La forza delle pompe bianche, dove la benzina costa dai 10 ai 12 centesimi in meno rispetto alla media del mercato, risiede proprio qui, ovvero nella possibilità di scegliersi ogni volta il rifornitore più conveniente. Per dare un’idea, in Francia le proporzioni sono letteralmente capovolte: la stragrande maggioranza dei distributori è “indipendente” e non sopporta alcun vincolo di esclusiva negli approvvigionamenti. E la differenza rispetto all’Italia si vede: il costo industriale medio oggi da noi è di 620 centesimi, Oltralpe invece si abbassa a 578 centesimi, ben 0,42 euro in meno al litro.
Secondo una stima della Fegica-Cisl, una delle categorie più rappresentative dei gestori, togliendo il vincolo di esclusiva almeno sul 50% degli approvvigionamenti a regime ci sarebbe una riduzione dei prezzi alla pompa di 4-5 centesimi al litro. Qual è allora la ricetta? La liberalizzazione progressiva dei contratti di fornitura come chiede da tempo l’Antitrust e come il governo Monti tentò, ma senza successo. Nel dicembre 2011, con il decreto Salva-Italia, il governo dei tecnici inserì una norma che liberalizzava il 50% delle forniture a tutti gli impianti italiani, anche a quelli di proprietà delle aziende petrolifere.

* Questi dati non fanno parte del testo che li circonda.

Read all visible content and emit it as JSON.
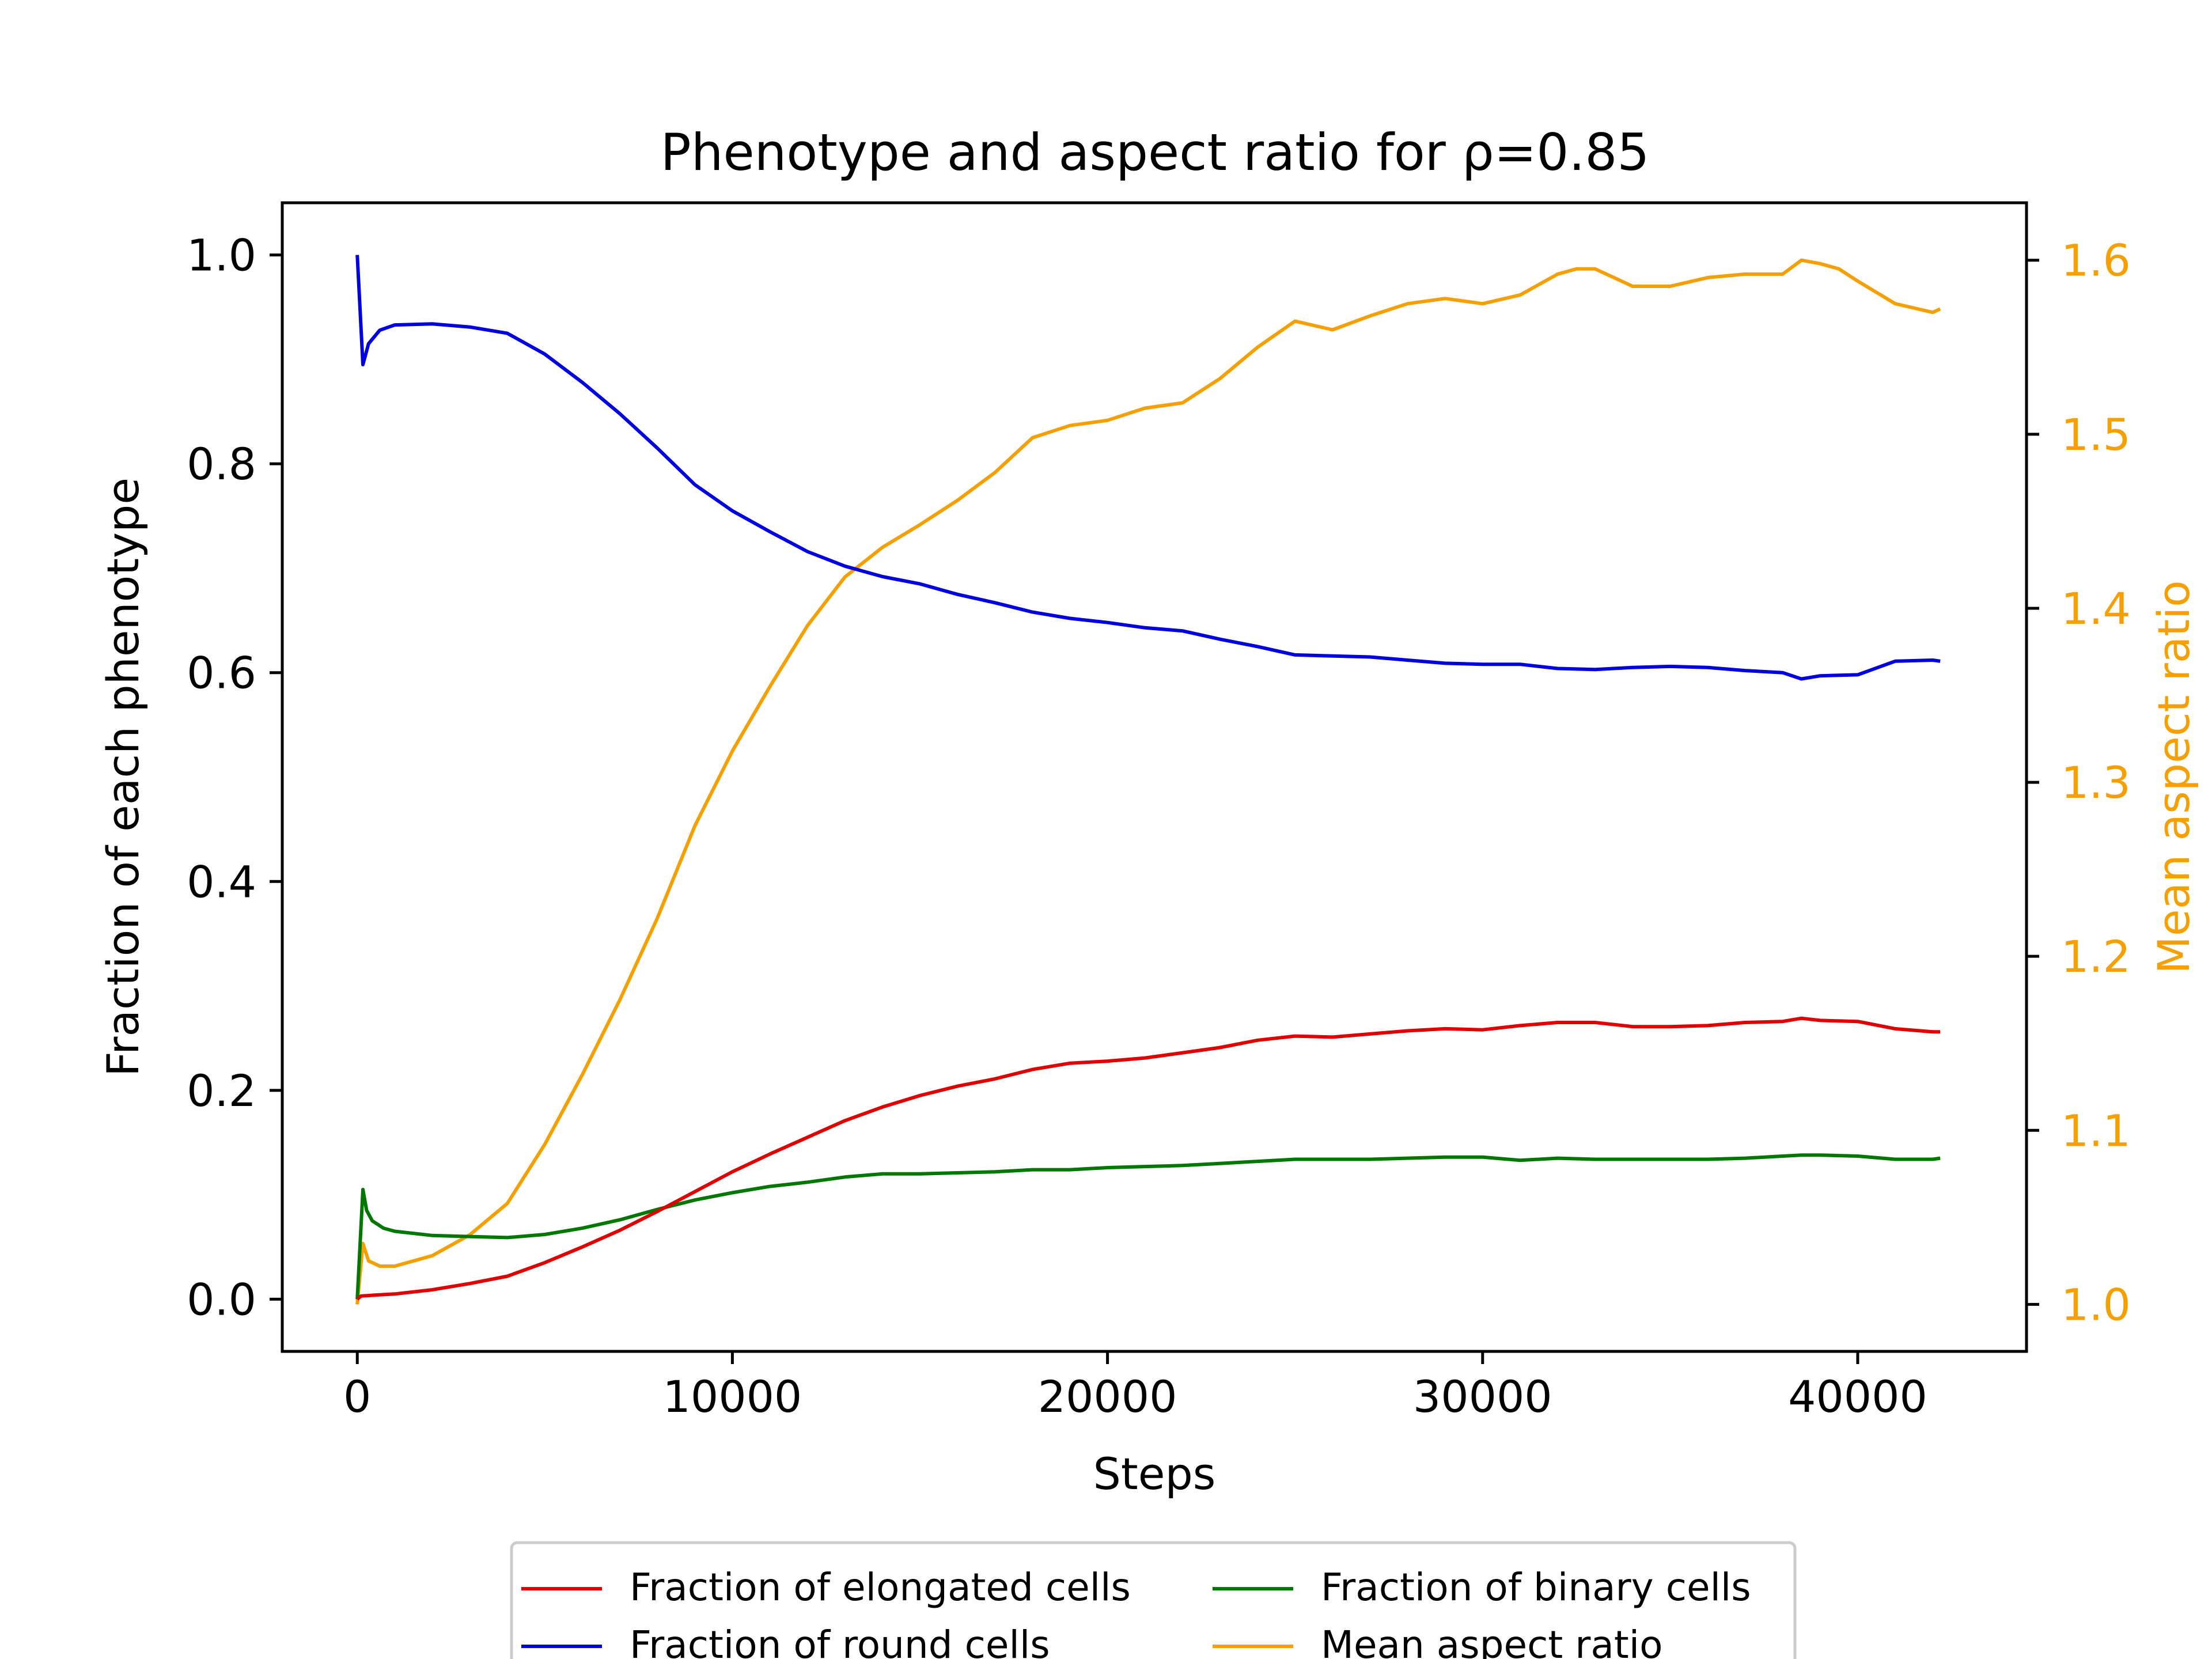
{
  "chart_data": {
    "type": "line",
    "title": "Phenotype and aspect ratio for ρ=0.85",
    "xlabel": "Steps",
    "ylabel": "Fraction of each phenotype",
    "y2label": "Mean aspect ratio",
    "xlim": [
      -2000,
      44500
    ],
    "ylim": [
      -0.05,
      1.05
    ],
    "y2lim": [
      0.973,
      1.633
    ],
    "xticks": [
      0,
      10000,
      20000,
      30000,
      40000
    ],
    "yticks": [
      0.0,
      0.2,
      0.4,
      0.6,
      0.8,
      1.0
    ],
    "y2ticks": [
      1.0,
      1.1,
      1.2,
      1.3,
      1.4,
      1.5,
      1.6
    ],
    "xtick_labels": [
      "0",
      "10000",
      "20000",
      "30000",
      "40000"
    ],
    "ytick_labels": [
      "0.0",
      "0.2",
      "0.4",
      "0.6",
      "0.8",
      "1.0"
    ],
    "y2tick_labels": [
      "1.0",
      "1.1",
      "1.2",
      "1.3",
      "1.4",
      "1.5",
      "1.6"
    ],
    "grid": false,
    "legend_position": "below plot, 2 columns",
    "legend_order": [
      "Fraction of elongated cells",
      "Fraction of round cells",
      "Fraction of binary cells",
      "Mean aspect ratio"
    ],
    "series": [
      {
        "name": "Fraction of elongated cells",
        "axis": "left",
        "color": "#e00000",
        "x": [
          0,
          100,
          500,
          1000,
          2000,
          3000,
          4000,
          5000,
          6000,
          7000,
          8000,
          9000,
          10000,
          11000,
          12000,
          13000,
          14000,
          15000,
          16000,
          17000,
          18000,
          19000,
          20000,
          21000,
          22000,
          23000,
          24000,
          25000,
          26000,
          27000,
          28000,
          29000,
          30000,
          31000,
          32000,
          33000,
          34000,
          35000,
          36000,
          37000,
          38000,
          38500,
          39000,
          40000,
          41000,
          42000,
          42200
        ],
        "y": [
          0.0,
          0.003,
          0.004,
          0.005,
          0.009,
          0.015,
          0.022,
          0.035,
          0.05,
          0.066,
          0.084,
          0.103,
          0.122,
          0.139,
          0.155,
          0.171,
          0.184,
          0.195,
          0.204,
          0.211,
          0.22,
          0.226,
          0.228,
          0.231,
          0.236,
          0.241,
          0.248,
          0.252,
          0.251,
          0.254,
          0.257,
          0.259,
          0.258,
          0.262,
          0.265,
          0.265,
          0.261,
          0.261,
          0.262,
          0.265,
          0.266,
          0.269,
          0.267,
          0.266,
          0.259,
          0.256,
          0.256
        ]
      },
      {
        "name": "Fraction of round cells",
        "axis": "left",
        "color": "#0000e0",
        "x": [
          0,
          150,
          300,
          600,
          1000,
          2000,
          3000,
          4000,
          5000,
          6000,
          7000,
          8000,
          9000,
          10000,
          11000,
          12000,
          13000,
          14000,
          15000,
          16000,
          17000,
          18000,
          19000,
          20000,
          21000,
          22000,
          23000,
          24000,
          25000,
          26000,
          27000,
          28000,
          29000,
          30000,
          31000,
          32000,
          33000,
          34000,
          35000,
          36000,
          37000,
          38000,
          38500,
          39000,
          40000,
          41000,
          42000,
          42200
        ],
        "y": [
          1.0,
          0.895,
          0.915,
          0.928,
          0.933,
          0.934,
          0.931,
          0.925,
          0.905,
          0.878,
          0.848,
          0.815,
          0.78,
          0.755,
          0.735,
          0.716,
          0.702,
          0.692,
          0.685,
          0.675,
          0.667,
          0.658,
          0.652,
          0.648,
          0.643,
          0.64,
          0.632,
          0.625,
          0.617,
          0.616,
          0.615,
          0.612,
          0.609,
          0.608,
          0.608,
          0.604,
          0.603,
          0.605,
          0.606,
          0.605,
          0.602,
          0.6,
          0.594,
          0.597,
          0.598,
          0.611,
          0.612,
          0.611
        ]
      },
      {
        "name": "Fraction of binary cells",
        "axis": "left",
        "color": "#007800",
        "x": [
          0,
          150,
          250,
          400,
          700,
          1000,
          2000,
          3000,
          4000,
          5000,
          6000,
          7000,
          8000,
          9000,
          10000,
          11000,
          12000,
          13000,
          14000,
          15000,
          16000,
          17000,
          18000,
          19000,
          20000,
          21000,
          22000,
          23000,
          24000,
          25000,
          26000,
          27000,
          28000,
          29000,
          30000,
          31000,
          32000,
          33000,
          34000,
          35000,
          36000,
          37000,
          38000,
          38500,
          39000,
          40000,
          41000,
          42000,
          42200
        ],
        "y": [
          0.0,
          0.105,
          0.085,
          0.075,
          0.068,
          0.065,
          0.061,
          0.06,
          0.059,
          0.062,
          0.068,
          0.076,
          0.086,
          0.095,
          0.102,
          0.108,
          0.112,
          0.117,
          0.12,
          0.12,
          0.121,
          0.122,
          0.124,
          0.124,
          0.126,
          0.127,
          0.128,
          0.13,
          0.132,
          0.134,
          0.134,
          0.134,
          0.135,
          0.136,
          0.136,
          0.133,
          0.135,
          0.134,
          0.134,
          0.134,
          0.134,
          0.135,
          0.137,
          0.138,
          0.138,
          0.137,
          0.134,
          0.134,
          0.135
        ]
      },
      {
        "name": "Mean aspect ratio",
        "axis": "right",
        "color": "#f5a000",
        "x": [
          0,
          150,
          300,
          600,
          1000,
          2000,
          3000,
          4000,
          5000,
          6000,
          7000,
          8000,
          9000,
          10000,
          11000,
          12000,
          13000,
          14000,
          15000,
          16000,
          17000,
          18000,
          19000,
          20000,
          21000,
          22000,
          23000,
          24000,
          25000,
          26000,
          27000,
          28000,
          29000,
          30000,
          31000,
          32000,
          32500,
          33000,
          34000,
          35000,
          36000,
          37000,
          38000,
          38500,
          39000,
          39500,
          40000,
          41000,
          42000,
          42200
        ],
        "y": [
          1.0,
          1.035,
          1.025,
          1.022,
          1.022,
          1.028,
          1.04,
          1.058,
          1.092,
          1.132,
          1.175,
          1.222,
          1.275,
          1.318,
          1.355,
          1.39,
          1.418,
          1.435,
          1.448,
          1.462,
          1.478,
          1.498,
          1.505,
          1.508,
          1.515,
          1.518,
          1.532,
          1.55,
          1.565,
          1.56,
          1.568,
          1.575,
          1.578,
          1.575,
          1.58,
          1.592,
          1.595,
          1.595,
          1.585,
          1.585,
          1.59,
          1.592,
          1.592,
          1.6,
          1.598,
          1.595,
          1.588,
          1.575,
          1.57,
          1.572
        ]
      }
    ]
  }
}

La norma scatenò le ira delle sette sorelle e le pressioni furono tali che Monti dovette battere in ritirata: il vincolo sul 50% fu eliminato ma solo ai gestori titolari della licenza (proprietari cioè dell’impianto) ovvero poco meno di 800 su una rete di 24mila punti vendita. Una farsa.
Da tempo l’Antitrust chiede la liberalizzazione progressiva dei contratti di fornitura
Se sul costo industriale i margini di intervento strutturale ci sono, anche lo Stato daziere potrebbe fare la sua parte rispolverando una norma dell’allora governo Prodi (comma 290 della legge 244/2007) per evitare la speculazione pubblica sull’aumento del prezzo del petrolio. E’ la norma sull’accisa mobile, ovvero un meccanismo che prevede una riduzione trimestrale delle accise compensata dalle maggiori entrate dell’Iva che lo Stato incassa ad ogni aumento del prezzo dei prodotti petroliferi. L’accisa mobile si aziona per decreto e solo una volta (nel 2008, con un provvedimento a firma Visco-Bersani) è stata attuata. E questo solo per dire che, volendo si può fare. Un promemoria per il governo Renzi: quando il petrolio tornerà ad alzare la testa, non si dimentichi di destinare parte dell’extragettito Iva alla riduzione delle accise.